25 octobre 2016

L'école privée est tellement mieux...

Dans une lettre aux lecteurs publiée dans Le Devoir et ayant les allures d’une mauvaise info-pub, Jean-Marc St-Jacques, président de la Fédération des établissements d’enseignement privés, expliquait récemment pourquoi l’école privée était meilleure que l’école publique : «C’est parce qu’elle sélectionne son personnel et le mobilise autour d’un projet éducatif étoffé et inspirant.» Voilà : rien de moins. Les enseignants et les projets éducatifs y sont meilleurs! Pourtant, combien de fois ai-je vu des candidats refusés à l’embauche au secteur public trouver aisément un emploi dans une école privée? Combien d'élèves expulsés de ces milieux inspirants se sont retrouvés dans mes classes?

À notre ministre de l’Éducation qui est présentement en consultation afin de développer des moyens de favoriser la réussite scolaire du plus grand nombre, ne cherchez plus! Il suffit de prendre toutes les directions et les enseignants des écoles privées et de les envoyer dans nos écoles publiques…  Non, le succès de l’école privée ne s’explique pas par la sélection des élèves qui s’y retrouvent, croit M. St-Jacques, citant le très peu crédible Institut Fraser, un «think tank» reconnu pour ses postions de droite et en faveur de la privatisation de l’éducation. Ce que ce dernier oublie de mentionner est que l’école privée opère, dans les faits, une sélection très nette basée sur le revenu des parents. Peu de familles ont les moyens de payer autant pour l’éducation de leurs enfants. C'est d'ailleurs ce que reconnait l'OCDE, une organisation gauchiste (...), quand  elle cérit: «la relation positive entre établissements privés et performance s’explique donc en partie par les caractéristiques socioéconomiques des établissements et des élèves, et non par un avantage intrinsèque des établissements privés.» (OCDE, 2011b:49) »

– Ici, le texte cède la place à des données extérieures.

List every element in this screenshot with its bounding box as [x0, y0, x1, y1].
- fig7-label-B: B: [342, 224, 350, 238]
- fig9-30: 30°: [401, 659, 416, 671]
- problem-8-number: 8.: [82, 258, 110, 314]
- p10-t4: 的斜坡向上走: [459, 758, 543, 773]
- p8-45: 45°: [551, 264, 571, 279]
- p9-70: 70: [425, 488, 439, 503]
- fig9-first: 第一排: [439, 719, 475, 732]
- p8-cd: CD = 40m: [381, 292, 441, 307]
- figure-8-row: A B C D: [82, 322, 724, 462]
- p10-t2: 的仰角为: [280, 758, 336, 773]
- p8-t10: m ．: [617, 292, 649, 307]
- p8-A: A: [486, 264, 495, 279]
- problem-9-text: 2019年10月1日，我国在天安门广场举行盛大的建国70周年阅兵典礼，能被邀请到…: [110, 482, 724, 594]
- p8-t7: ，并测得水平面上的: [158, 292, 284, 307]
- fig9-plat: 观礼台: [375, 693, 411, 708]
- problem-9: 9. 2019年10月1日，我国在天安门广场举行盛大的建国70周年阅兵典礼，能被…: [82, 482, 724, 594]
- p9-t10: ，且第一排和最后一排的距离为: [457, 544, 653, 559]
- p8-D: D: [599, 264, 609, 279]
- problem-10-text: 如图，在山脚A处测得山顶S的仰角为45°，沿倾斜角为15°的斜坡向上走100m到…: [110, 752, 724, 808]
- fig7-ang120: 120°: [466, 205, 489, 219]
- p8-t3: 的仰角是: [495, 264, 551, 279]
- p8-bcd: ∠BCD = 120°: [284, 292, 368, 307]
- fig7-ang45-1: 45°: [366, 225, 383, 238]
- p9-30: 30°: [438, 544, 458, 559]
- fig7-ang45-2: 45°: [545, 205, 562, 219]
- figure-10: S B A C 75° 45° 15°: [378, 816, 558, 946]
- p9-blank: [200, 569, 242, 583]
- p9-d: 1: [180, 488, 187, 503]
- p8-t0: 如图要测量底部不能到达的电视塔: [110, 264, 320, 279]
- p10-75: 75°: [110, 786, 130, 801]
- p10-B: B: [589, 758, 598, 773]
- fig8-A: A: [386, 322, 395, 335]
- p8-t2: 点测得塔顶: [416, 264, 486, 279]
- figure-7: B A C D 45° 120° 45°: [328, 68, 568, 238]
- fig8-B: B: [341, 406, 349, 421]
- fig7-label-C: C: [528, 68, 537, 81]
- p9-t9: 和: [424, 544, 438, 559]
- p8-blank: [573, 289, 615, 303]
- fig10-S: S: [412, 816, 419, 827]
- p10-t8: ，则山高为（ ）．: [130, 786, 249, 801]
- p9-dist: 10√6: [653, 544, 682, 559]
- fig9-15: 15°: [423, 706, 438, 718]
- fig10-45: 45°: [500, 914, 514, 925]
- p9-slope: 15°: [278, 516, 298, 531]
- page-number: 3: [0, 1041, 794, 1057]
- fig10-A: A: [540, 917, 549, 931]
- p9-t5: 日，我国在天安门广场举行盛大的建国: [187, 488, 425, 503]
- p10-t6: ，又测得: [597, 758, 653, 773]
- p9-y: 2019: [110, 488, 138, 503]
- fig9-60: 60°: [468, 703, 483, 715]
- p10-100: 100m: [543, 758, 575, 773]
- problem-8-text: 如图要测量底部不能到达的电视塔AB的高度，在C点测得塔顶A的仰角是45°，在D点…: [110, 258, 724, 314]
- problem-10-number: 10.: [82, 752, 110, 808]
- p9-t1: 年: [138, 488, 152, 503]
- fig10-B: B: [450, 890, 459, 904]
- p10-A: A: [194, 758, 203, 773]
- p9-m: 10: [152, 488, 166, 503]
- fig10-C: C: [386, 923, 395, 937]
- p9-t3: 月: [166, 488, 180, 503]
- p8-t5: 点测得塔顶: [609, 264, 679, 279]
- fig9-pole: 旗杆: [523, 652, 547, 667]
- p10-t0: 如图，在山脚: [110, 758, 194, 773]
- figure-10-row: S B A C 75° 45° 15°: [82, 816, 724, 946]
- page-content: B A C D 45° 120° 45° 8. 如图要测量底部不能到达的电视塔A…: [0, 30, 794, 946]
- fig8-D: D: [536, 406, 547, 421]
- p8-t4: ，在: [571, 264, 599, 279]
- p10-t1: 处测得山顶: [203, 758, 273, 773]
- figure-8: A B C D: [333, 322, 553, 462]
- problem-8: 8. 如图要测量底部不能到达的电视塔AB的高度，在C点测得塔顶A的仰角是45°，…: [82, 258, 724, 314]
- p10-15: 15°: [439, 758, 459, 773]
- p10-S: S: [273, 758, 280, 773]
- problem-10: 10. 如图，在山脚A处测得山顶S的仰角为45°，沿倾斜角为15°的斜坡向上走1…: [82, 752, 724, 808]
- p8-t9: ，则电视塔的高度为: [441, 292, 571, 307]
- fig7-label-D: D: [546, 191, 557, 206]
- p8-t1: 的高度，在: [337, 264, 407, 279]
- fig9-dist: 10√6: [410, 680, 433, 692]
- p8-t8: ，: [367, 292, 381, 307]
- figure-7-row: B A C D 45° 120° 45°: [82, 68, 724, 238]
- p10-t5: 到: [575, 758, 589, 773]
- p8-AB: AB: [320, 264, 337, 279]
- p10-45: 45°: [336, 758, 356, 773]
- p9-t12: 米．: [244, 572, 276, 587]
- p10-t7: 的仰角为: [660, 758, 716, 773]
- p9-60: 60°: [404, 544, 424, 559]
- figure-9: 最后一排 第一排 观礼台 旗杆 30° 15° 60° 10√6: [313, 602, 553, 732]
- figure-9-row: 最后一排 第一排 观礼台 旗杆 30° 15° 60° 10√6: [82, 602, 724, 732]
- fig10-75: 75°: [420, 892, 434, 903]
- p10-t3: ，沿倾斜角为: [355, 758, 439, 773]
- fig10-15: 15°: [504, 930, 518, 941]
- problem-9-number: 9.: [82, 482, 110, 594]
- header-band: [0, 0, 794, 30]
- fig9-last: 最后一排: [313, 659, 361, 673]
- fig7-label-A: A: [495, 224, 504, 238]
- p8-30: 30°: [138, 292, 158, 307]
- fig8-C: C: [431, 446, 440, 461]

Quand on sait que le statut socio-économique d’un élève est un des principaux prédicateurs de la réussite d’un jeune à l’école, c’est comme de ne pas vouloir voir un éléphant dans une garde-robe.



2 commentaires:

Anonyme a dit…

Les élèves doués, sélectionnés et favorisés sont performants avec n'importe quel prof. C'est avec les élèves en difficulté qu'on reconnaît le vrai talent d'un prof. Voilà pourquoi il faut les profs avec les plus grands talents au public. J'ai aussi vu des enseignants non sélectionnés au public recevoir un bel accueil au privé.
Lady

Anonyme a dit…

J'ai aussi vu un enseignant non recommandé à ma commission scolaire à cause de ses propos franchement douteux être engagé par une école privée.
Je ne sais pas jusqu'à quel point le privé récupère de tels enseignants, mais force est d'admettre que tous ne doivent pas être si extraordinaires: on peut aussi supposer qu'il y en a de très moyens au privé qui y demeurent parce que les élèves n'ont pas trop de problèmes de discipline et d'apprentissage. Le secteur public n'a pas le monopole des incompétents et des démotivés, quoi qu'en dise M. St-Jacques.